1. Confirm that you want to switch to bridge mode by entering _BRIDGE_. Then, select **Confirm bridge mode**.

![enable-bridge-mode.gif](../../assets/images/integration/data-sources/enable-bridge-mode.gif)

If you no longer want your endpoint to operate in bridge mode, you can switch it back to the default mode. After switching back to the default mode, the **Preview** tab will appear. However, it will not contain records received while bridge mode was enabled.

**To switch back to default mode**

1. On the navigation pane, go to **Integrations** > **Data Sources**. Then, find and open the data set that you want to switch back to default mode.

1. Go to the **Process** tab. Open the three dots menu, and then select **Switch to default mode**.

1. Confirm that you want to switch back to default mode by entering _DEFAULT_. Then, select **Confirm default mode**.

![disable-bridge-mode.gif](../../assets/images/integration/data-sources/disable-bridge-mode.gif)

## Processing logs

Every time the records are processed, a new processing log appears on the **Process** tab of the data set. If the number of processing logs is growing, consider removing older logs. You can also configure the retention settings to automatically remove processing logs after a specific period.

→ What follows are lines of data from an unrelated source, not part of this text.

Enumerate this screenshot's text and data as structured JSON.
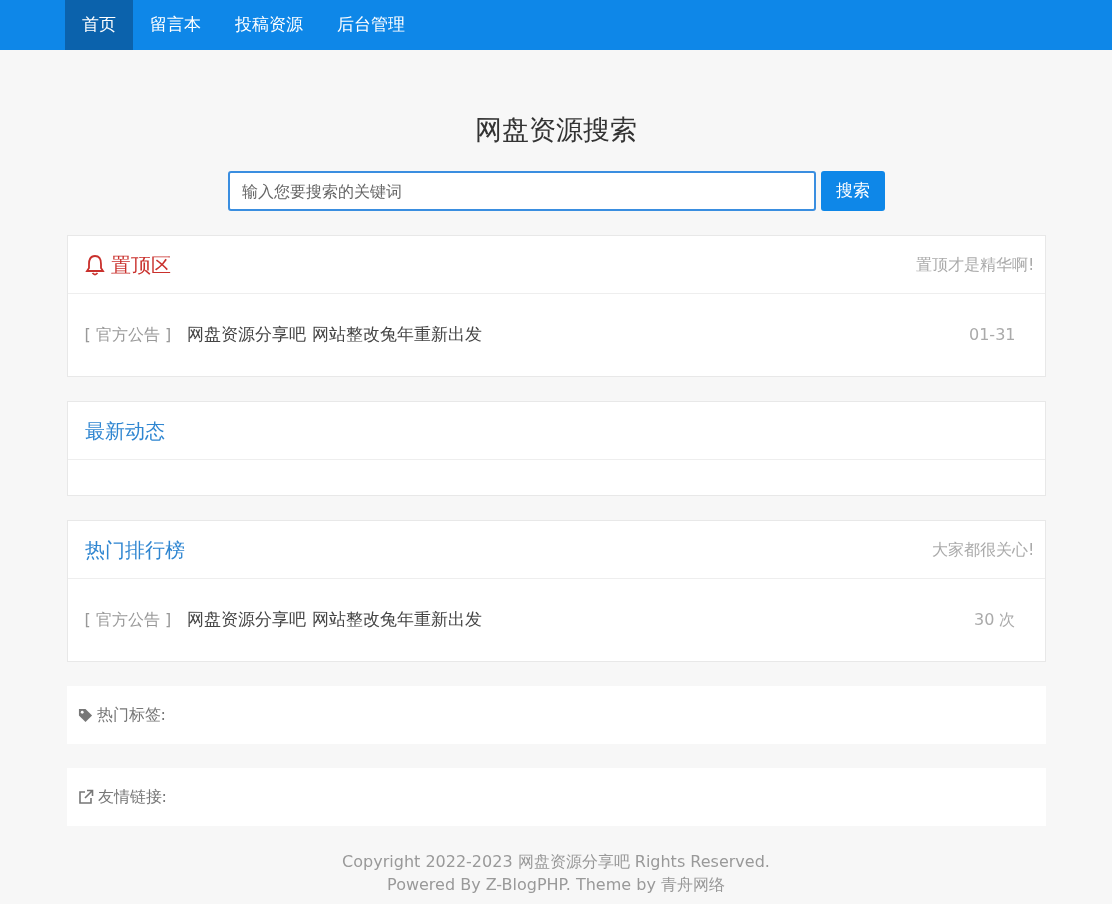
{
  "nav": [
    {
      "label": "首页",
      "selected": true
    },
    {
      "label": "留言本",
      "selected": false
    },
    {
      "label": "投稿资源",
      "selected": false
    },
    {
      "label": "后台管理",
      "selected": false
    }
  ],
  "heading": "网盘资源搜索",
  "search": {
    "placeholder": "输入您要搜索的关键词",
    "button": "搜索"
  },
  "panels": [
    {
      "kind": "pinned",
      "title": "置顶区",
      "subtitle": "置顶才是精华啊!",
      "items": [
        {
          "tag": "[ 官方公告 ]",
          "title": "网盘资源分享吧 网站整改兔年重新出发",
          "meta": "01-31"
        }
      ]
    },
    {
      "kind": "normal",
      "title": "最新动态"
    },
    {
      "kind": "normal",
      "title": "热门排行榜",
      "subtitle": "大家都很关心!",
      "items": [
        {
          "tag": "[ 官方公告 ]",
          "title": "网盘资源分享吧 网站整改兔年重新出发",
          "meta": "30 次"
        }
      ]
    }
  ],
  "boxes": [
    {
      "kind": "tags",
      "label": "热门标签:"
    },
    {
      "kind": "links",
      "label": "友情链接:"
    }
  ],
  "footer": [
    "Copyright 2022-2023 网盘资源分享吧 Rights Reserved.",
    "Powered By Z-BlogPHP. Theme by 青舟网络"
  ]
}
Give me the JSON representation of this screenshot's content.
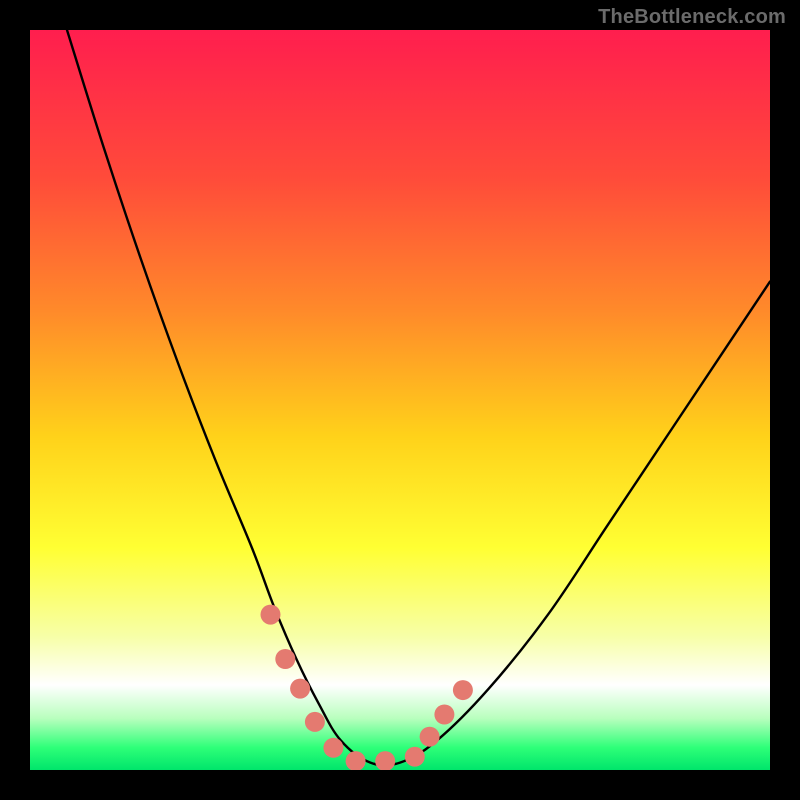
{
  "watermark": {
    "text": "TheBottleneck.com"
  },
  "chart_data": {
    "type": "line",
    "title": "",
    "xlabel": "",
    "ylabel": "",
    "xlim": [
      0,
      100
    ],
    "ylim": [
      0,
      100
    ],
    "grid": false,
    "legend": false,
    "gradient_stops": [
      {
        "offset": 0,
        "color": "#ff1e4e"
      },
      {
        "offset": 0.2,
        "color": "#ff4b3a"
      },
      {
        "offset": 0.38,
        "color": "#ff8a2a"
      },
      {
        "offset": 0.55,
        "color": "#ffd21a"
      },
      {
        "offset": 0.7,
        "color": "#ffff33"
      },
      {
        "offset": 0.82,
        "color": "#f7ffa8"
      },
      {
        "offset": 0.885,
        "color": "#ffffff"
      },
      {
        "offset": 0.93,
        "color": "#b9ffbe"
      },
      {
        "offset": 0.97,
        "color": "#2dff78"
      },
      {
        "offset": 1.0,
        "color": "#00e56b"
      }
    ],
    "series": [
      {
        "name": "bottleneck-curve",
        "x": [
          5,
          10,
          15,
          20,
          25,
          30,
          33,
          36,
          39,
          42,
          46,
          50,
          55,
          62,
          70,
          78,
          86,
          94,
          100
        ],
        "values": [
          100,
          84,
          69,
          55,
          42,
          30,
          22,
          15,
          9,
          4,
          1,
          1,
          4,
          11,
          21,
          33,
          45,
          57,
          66
        ]
      }
    ],
    "markers": {
      "name": "highlight-dots",
      "color": "#e47a70",
      "radius_pct": 1.35,
      "points": [
        {
          "x": 32.5,
          "y": 21.0
        },
        {
          "x": 34.5,
          "y": 15.0
        },
        {
          "x": 36.5,
          "y": 11.0
        },
        {
          "x": 38.5,
          "y": 6.5
        },
        {
          "x": 41.0,
          "y": 3.0
        },
        {
          "x": 44.0,
          "y": 1.2
        },
        {
          "x": 48.0,
          "y": 1.2
        },
        {
          "x": 52.0,
          "y": 1.8
        },
        {
          "x": 54.0,
          "y": 4.5
        },
        {
          "x": 56.0,
          "y": 7.5
        },
        {
          "x": 58.5,
          "y": 10.8
        }
      ]
    }
  }
}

### Remove processing logs

Removing processing logs frees up disk space without impacting the processed records. However, once removed, processing logs cannot be recovered.

**To remove processing logs**

1. Near the upper-right corner of the processing logs table, open the three dots menu, and then select **Purge processing logs**.

1. Select the statuses of the processing logs that you want to remove.

1. Confirm that you want to remove processing logs by entering _DELETE_. Then, select **Purge**.

![remove-processing-logs.gif](../../assets/images/integration/data-sources/remove-processing-logs.gif)

After processing logs are removed, the **Process** tab will display information about the user who removed them and the time of removal.

### Configure retention settings

Retention settings allow you to automatically delete processing logs after a specified period.

**To configure retention settings**

1. Near the upper-right corner of the processing logs table, open the three dots menu, and then select **Retention settings**.

1. Select the checkbox to enable retention.

1. Select a period to specify which processing logs should be removed. For example, selecting **2 months old** means that all processing logs created 2 months ago will be removed. Thus, when a processing log turns 2 months old, it will be automatically removed.

1. Select **Save**.

![retention-settings.gif](../../assets/images/integration/data-sources/retention-settings.gif)

1. If you want to change the retention period, repeat step 1. Then, select another period and save your changes.

If the processing takes a long time, go to the **Monitoring** tab and check the number of messages in the queues. Depending on the type of message queue with a high message count, you can perform specific troubleshooting actions. For further details, see [Monitoring](/integration/additional-operations-on-records/monitoring).
1. If you want to remove the retention settings, repeat step 1. Then, clear the checkbox to disable retention and save your changes.